The deal came together as the San Francisco-based company was in the process of raising another round of funding; TaskRabbit used Bank of America Merrill Lynch as advisers.

TaskRabbit’s investors include venture firms like Shasta Ventures, Lightspeed Venture Partners and Founders Fund. Sources said the company did another small financing last year from an international investor.

That was all to continue its expansion of cities in the U.S. to 40 from its current 24 locations. In a Recode Decode podcast last September, Brown-Philpot said TaskRabbit was cash flow positive in its cities, and close to reaching profitability overall.

Brown-Philpot, a former Google exec and a board member at HP Inc., took over the top job at TaskRabbit from founder Leah Busque in mid-2016. Busque, as Recode reported earlier this week, has recently joined the seed-focused Fuel Capital as a venture partner. Busque founded TaskRabbit, originally called Run My Errand, in 2008.

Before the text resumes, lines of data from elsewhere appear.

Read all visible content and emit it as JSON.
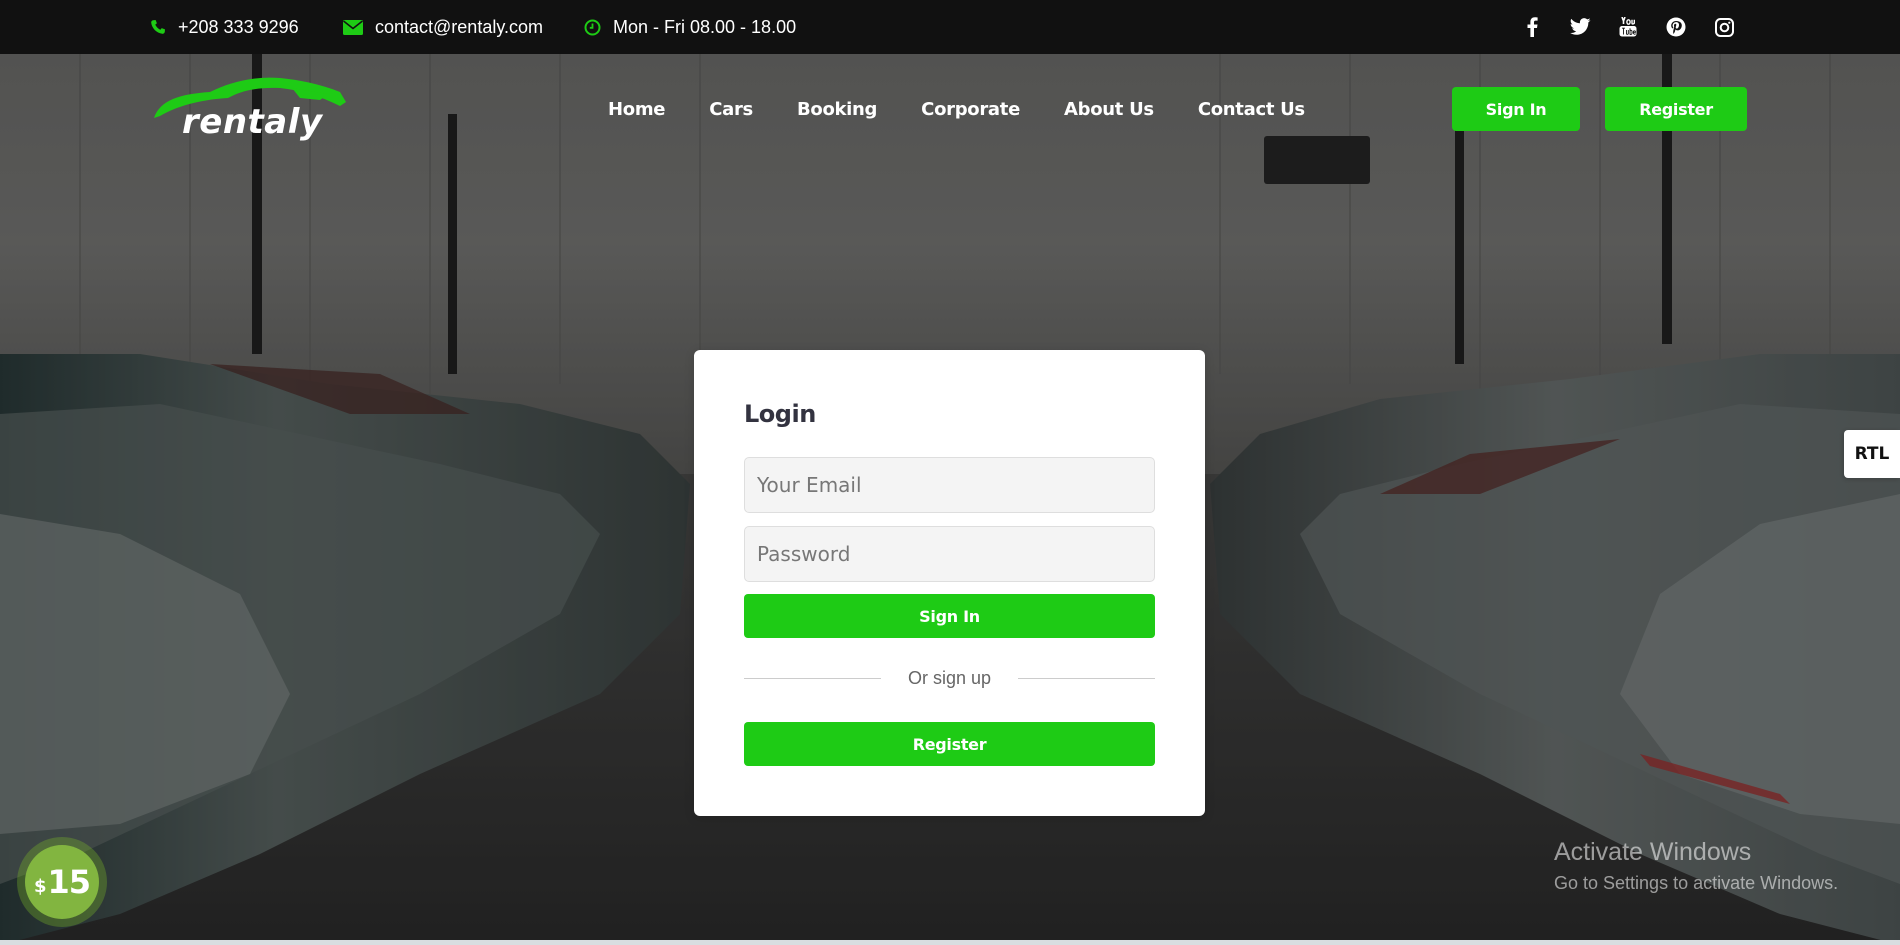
{
  "topbar": {
    "phone": "+208 333 9296",
    "email": "contact@rentaly.com",
    "hours": "Mon - Fri 08.00 - 18.00",
    "social_icons": [
      "facebook-icon",
      "twitter-icon",
      "youtube-icon",
      "pinterest-icon",
      "instagram-icon"
    ]
  },
  "header": {
    "logo_text": "rentaly",
    "nav": [
      "Home",
      "Cars",
      "Booking",
      "Corporate",
      "About Us",
      "Contact Us"
    ],
    "signin_label": "Sign In",
    "register_label": "Register"
  },
  "login": {
    "title": "Login",
    "email_placeholder": "Your Email",
    "password_placeholder": "Password",
    "signin_label": "Sign In",
    "divider_text": "Or sign up",
    "register_label": "Register"
  },
  "rtl_label": "RTL",
  "price_badge": {
    "currency": "$",
    "amount": "15"
  },
  "watermark": {
    "line1": "Activate Windows",
    "line2": "Go to Settings to activate Windows."
  },
  "colors": {
    "accent": "#1ecb15",
    "topbar": "#111111",
    "badge": "#82b540"
  }
}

For those who do not know the massive retailer — or have never spent hours assembling one of its Kallax shelves using those tiny little L-shaped hex tools — the Ikea Group is led by Jesper Brodin. The longtime company veteran had previously run its Swedish unit and replaced Peter Agnefjall, who led the company for only four years.

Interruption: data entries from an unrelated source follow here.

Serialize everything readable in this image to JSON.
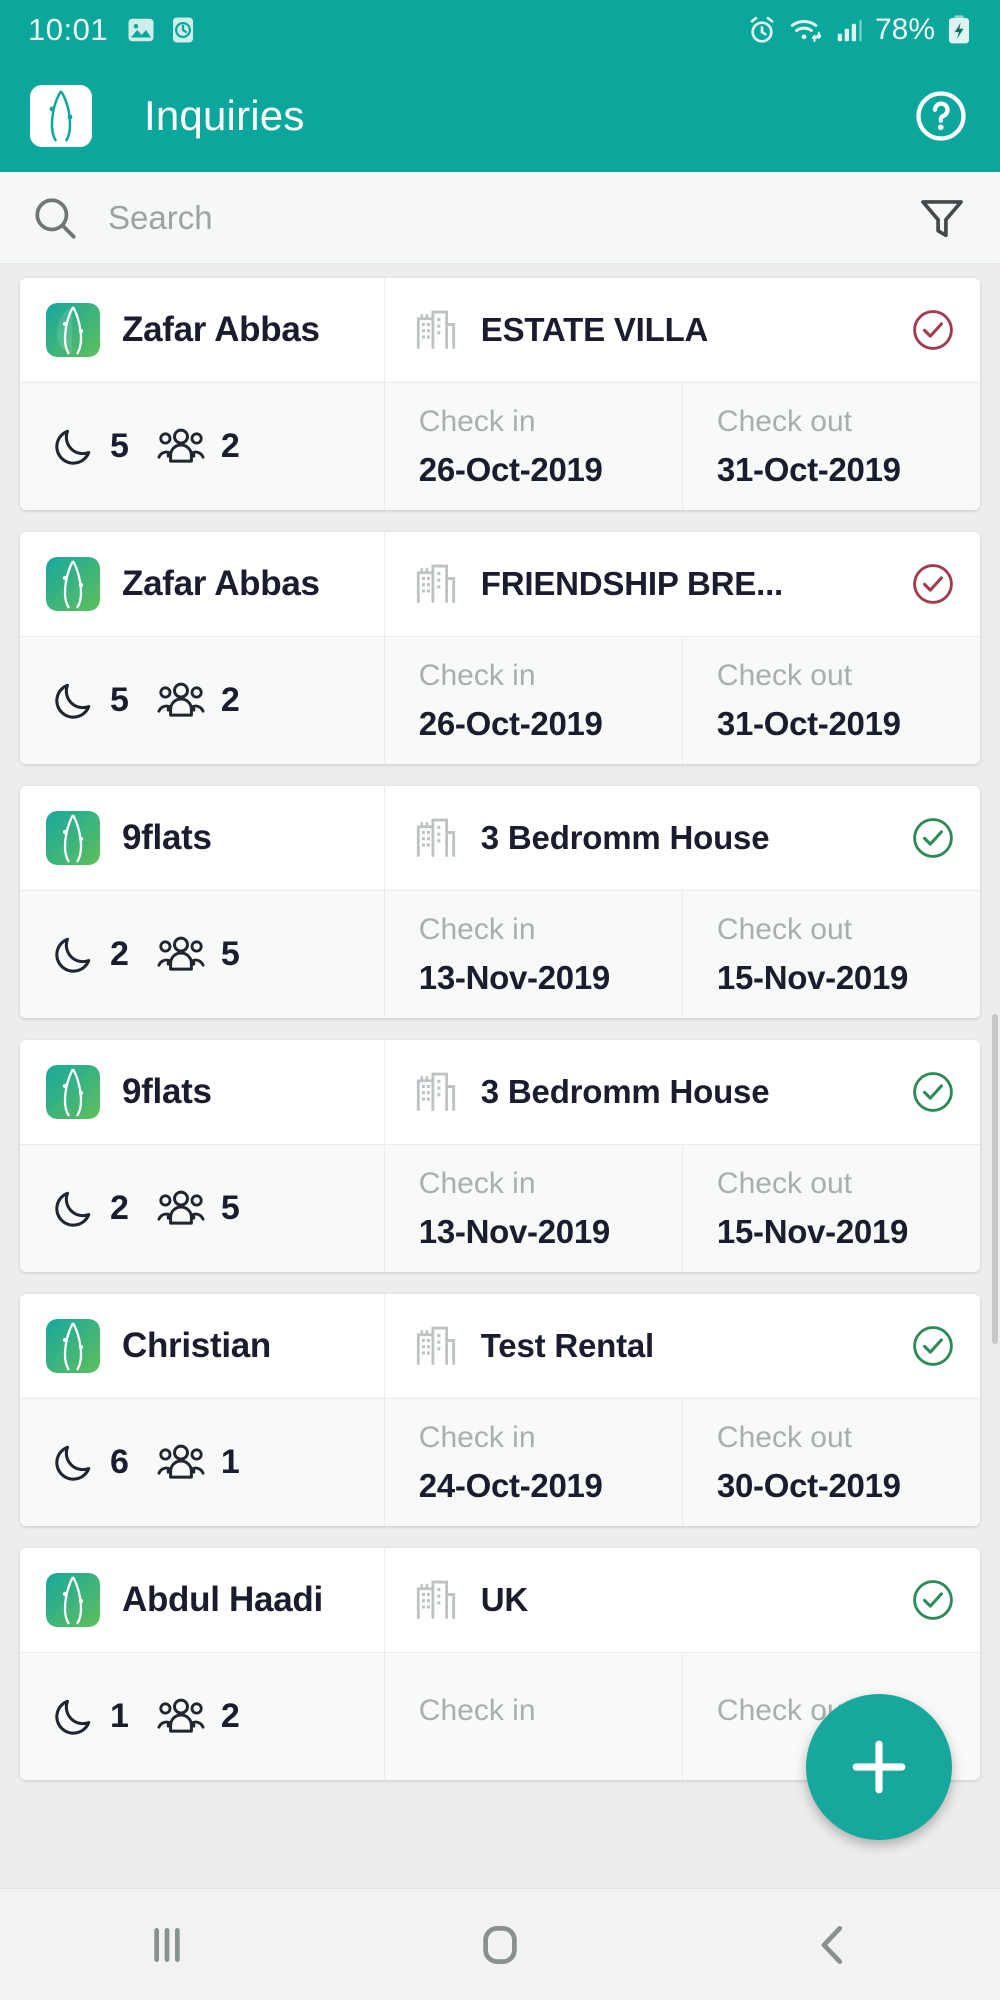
{
  "statusbar": {
    "time": "10:01",
    "battery_text": "78%",
    "left_icons": [
      "image-icon",
      "clock-icon"
    ],
    "right_icons": [
      "alarm-icon",
      "wifi-icon",
      "signal-icon",
      "battery-charging-icon"
    ]
  },
  "appbar": {
    "title": "Inquiries",
    "logo_icon": "app-leaf-logo",
    "help_icon": "help-circle-icon",
    "background_color": "#0BA79C"
  },
  "search": {
    "placeholder": "Search",
    "value": "",
    "search_icon": "search-icon",
    "filter_icon": "filter-funnel-icon"
  },
  "labels": {
    "check_in": "Check in",
    "check_out": "Check out",
    "nights_icon": "moon-icon",
    "guests_icon": "people-group-icon",
    "property_icon": "building-icon"
  },
  "colors": {
    "accent": "#0BA79C",
    "fab": "#17A79C",
    "status_confirmed": "#2E8B57",
    "status_pending": "#A13B4E",
    "card_background": "#FFFFFF",
    "page_background": "#EDEDED"
  },
  "fab": {
    "icon": "plus-icon",
    "label": "+"
  },
  "navbar": {
    "recents_icon": "recents-icon",
    "home_icon": "home-icon",
    "back_icon": "back-icon"
  },
  "inquiries": [
    {
      "guest": "Zafar Abbas",
      "property": "ESTATE VILLA",
      "status": "pending",
      "status_color": "#A13B4E",
      "nights": "5",
      "guests": "2",
      "check_in": "26-Oct-2019",
      "check_out": "31-Oct-2019"
    },
    {
      "guest": "Zafar Abbas",
      "property": "FRIENDSHIP BRE...",
      "status": "pending",
      "status_color": "#A13B4E",
      "nights": "5",
      "guests": "2",
      "check_in": "26-Oct-2019",
      "check_out": "31-Oct-2019"
    },
    {
      "guest": "9flats",
      "property": "3 Bedromm House",
      "status": "confirmed",
      "status_color": "#2E8B57",
      "nights": "2",
      "guests": "5",
      "check_in": "13-Nov-2019",
      "check_out": "15-Nov-2019"
    },
    {
      "guest": "9flats",
      "property": "3 Bedromm House",
      "status": "confirmed",
      "status_color": "#2E8B57",
      "nights": "2",
      "guests": "5",
      "check_in": "13-Nov-2019",
      "check_out": "15-Nov-2019"
    },
    {
      "guest": "Christian",
      "property": "Test Rental",
      "status": "confirmed",
      "status_color": "#2E8B57",
      "nights": "6",
      "guests": "1",
      "check_in": "24-Oct-2019",
      "check_out": "30-Oct-2019"
    },
    {
      "guest": "Abdul Haadi",
      "property": "UK",
      "status": "confirmed",
      "status_color": "#2E8B57",
      "nights": "1",
      "guests": "2",
      "check_in": "",
      "check_out": ""
    }
  ]
}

TaskRabbit and Ikea declined to comment.

Update: Ikea and TaskRabbit have confirmed the deal to Recode.

“In a fast-changing retail environment, we continuously strive to develop new and improved products and services to make our customers’ lives a little bit easier. Entering the on-demand, sharing economy enables us to support that,” Ikea chief Jesper Brodin said in a statement. “We will be able to learn from TaskRabbit’s digital expertise, while also providing Ikea customers additional ways to access flexible and affordable service solutions to meet the needs of today’s customer.”